Behavioural difficulties

 

Some children need more help than others to achieve the behavioural expectations of the school. We have a clear Behaviour Policy (see the Policy section on the website), which children are well aware of and all staff adhere to.  Rewards and sanctions are administered as fairly and calmly as possible.  Children’s successes are celebrated (through rewards such as house points and the weekly Celebration Assembly) and a clear set of sanctions is imposed if a child’s behaviour doesn’t meet our standards.

 

Teachers have a wide range of behavioural techniques to encourage children to behave appropriately, with an emphasis on positive behaviour management strategies such as: praising a child nearby who is doing the right thing; setting small achievable goals (such as not calling out for five minutes) and rewarding the achievement of them; reward charts for specific behaviours and keeping children active and interested in lessons.

 

Some children need more individualised support strategies, such as visual timetables, visual choice boards, reward and countdown charts, fiddle toys, sensory breaks, sitting spots for the carpet and ‘privacy boards’ (boards that can be put round a child’s working space to minimise distractions).

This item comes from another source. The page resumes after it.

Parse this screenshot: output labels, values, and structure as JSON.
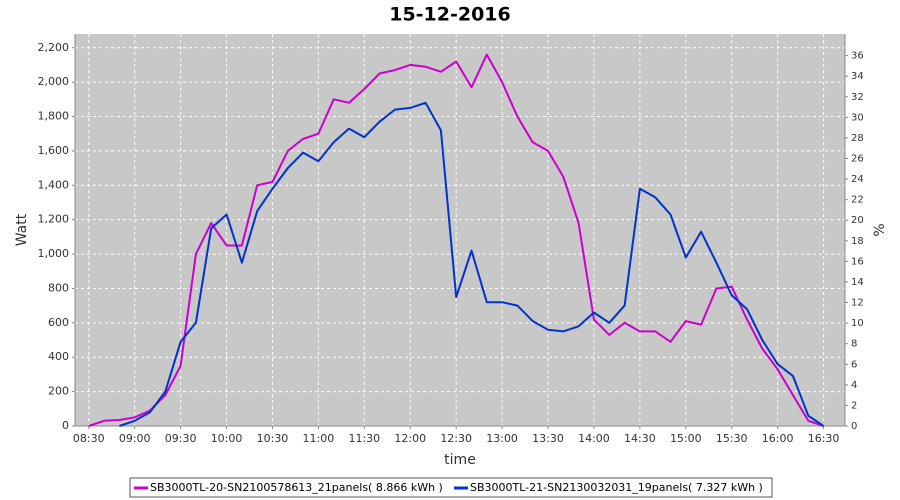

A few children may need 1:1 adult support in the classroom or playground to administer these strategies and to help them to follow the behavioural rules.

 

Children who are going through a phase of frequently being in trouble for low-level disruptive behaviour in class and are triggering a number of detentions may be put on a Report Card, administered by the Behaviour Mentor.  This card is filled in by the teacher after every lesson and discussed with the Behaviour Mentor every day.

 

The school offers a lunchtime provision called the Zone, where children have a supervised and safe place to play at lunchtime, closely supervised by adults.  Children who are having difficulty managing their behaviour during lunchtime play may be asked to attend this provision for a period of time or for certain days of the week.

 

A child who really struggles with their behaviour may have a Positive Behaviour Plan.  This involves a meeting with all staff involved and often the parents, to identify the triggers for inappropriate behaviour and draw up a plan for how to respond to these behaviours.

 

Referral to the Primary School Social, Emotional and Mental Health Team might be suggested if the child’s behaviour does not improve with the use of these strategies.  This referral will be discussed with the child’s parents first.